Treatment of Atypical HUS

Plasma exchange is better than plasma infusion alone; one plasma volume (40 mL/kg) is exchanged per session and it should be started within 24 hours of presentation and continued for three weeks.13 Replacement with recombinant factor H (HF1) is an alternative treatment in FHUS associated with factor H mutations.1 Complement inhibitors (directed against C5) Pexelizumab and Eculizumab (humanized monoclonal antibodies) that are being tried in complement disorders may offer hope for future treatment.

Familial HUS has poor prognosis with a mortality rate of 25% in the acute phase.
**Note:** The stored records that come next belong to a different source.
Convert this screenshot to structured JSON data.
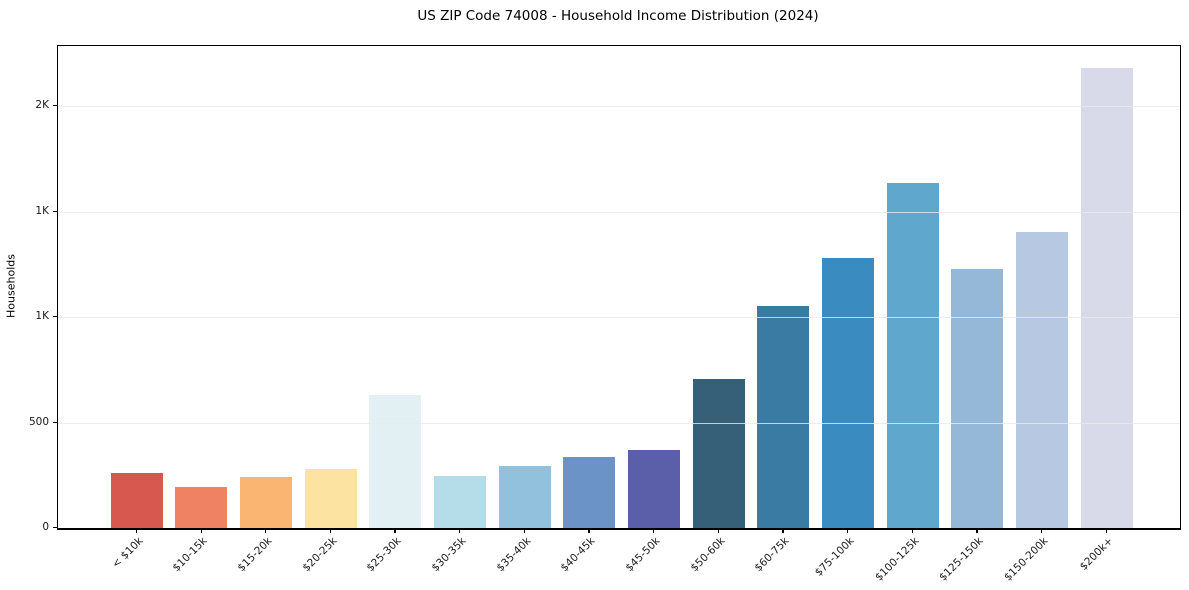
{
  "title": "US ZIP Code 74008 - Household Income Distribution (2024)",
  "chart_data": {
    "type": "bar",
    "title": "US ZIP Code 74008 - Household Income Distribution (2024)",
    "xlabel": "",
    "ylabel": "Households",
    "categories": [
      "< $10k",
      "$10-15k",
      "$15-20k",
      "$20-25k",
      "$25-30k",
      "$30-35k",
      "$35-40k",
      "$40-45k",
      "$45-50k",
      "$50-60k",
      "$60-75k",
      "$75-100k",
      "$100-125k",
      "$125-150k",
      "$150-200k",
      "$200k+"
    ],
    "values": [
      260,
      195,
      242,
      278,
      630,
      248,
      294,
      335,
      371,
      708,
      1052,
      1282,
      1635,
      1230,
      1402,
      2180
    ],
    "bar_colors": [
      "#d6584f",
      "#f08264",
      "#f9b571",
      "#fde3a1",
      "#e3f0f3",
      "#b5dde9",
      "#91c1dd",
      "#6c93c7",
      "#5b5ea8",
      "#356077",
      "#3a7ba3",
      "#398bc0",
      "#5fa7cc",
      "#96b8d8",
      "#b7c8e2",
      "#d8dae9"
    ],
    "ylim": [
      0,
      2285
    ],
    "yticks": [
      {
        "value": 0,
        "label": "0"
      },
      {
        "value": 500,
        "label": "500"
      },
      {
        "value": 1000,
        "label": "1K"
      },
      {
        "value": 1500,
        "label": "1K"
      },
      {
        "value": 2000,
        "label": "2K"
      }
    ],
    "grid": "horizontal gridlines at y-ticks, drawn over bars",
    "legend": "none",
    "x_tick_rotation": 45
  },
  "colors": {
    "background": "#ffffff",
    "axis_spine": "#000000",
    "gridline": "#e9e9e9",
    "tick_text": "#1a1a1a",
    "title_text": "#000000"
  }
}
Those who survive have a high risk (50% in sporadic forms and 60% in familial forms) of progression to ESRD.1 Replacement therapy options for those who develop ESRD are maintenance dialysis (hemodialysis or peritoneal) and renal transplantation. Renal transplantation is associated with high rates of recurrence (50%) of HUS and graft loss and as there is no effective treatment of recurrences, graft failure occurs in >90% of them.13 Such patients should not receive another transplant as there is a very high chance of recurrence of HUS in the second transplant. Live-related donor transplant should also be avoided, as there is a risk for precipitation of HUS in the healthy relative, who may be predisposed to the disease. Many centers do not recommend live-related transplantation because of the risk for recurrence in the recipient and of de novo disease in the donor.3 The above mentioned poor outcome is for those with mutations or deficiency of factor H. Those with factor I and MCP deficiency-associated HUS have relatively better results after transplantation. Simultaneous kidney and liver transplant has been attempted as the liver is the source for synthesis of factors H and I.13

Conclusion

HUS is one of the rare causes of acute renal failure, and has a poor prognosis. There is a need for early aggressive management in the form of prolonged plasmapheresis and hemodialysis support. Residual renal dysfunction is considered as the rule in 100% of the survivors. Our patient had a severe form of recurrent HUS associated with hypocomplementemia, which is very likely to be familial in nature.

Source of Support: Nil

Conflict of Interest: None declared.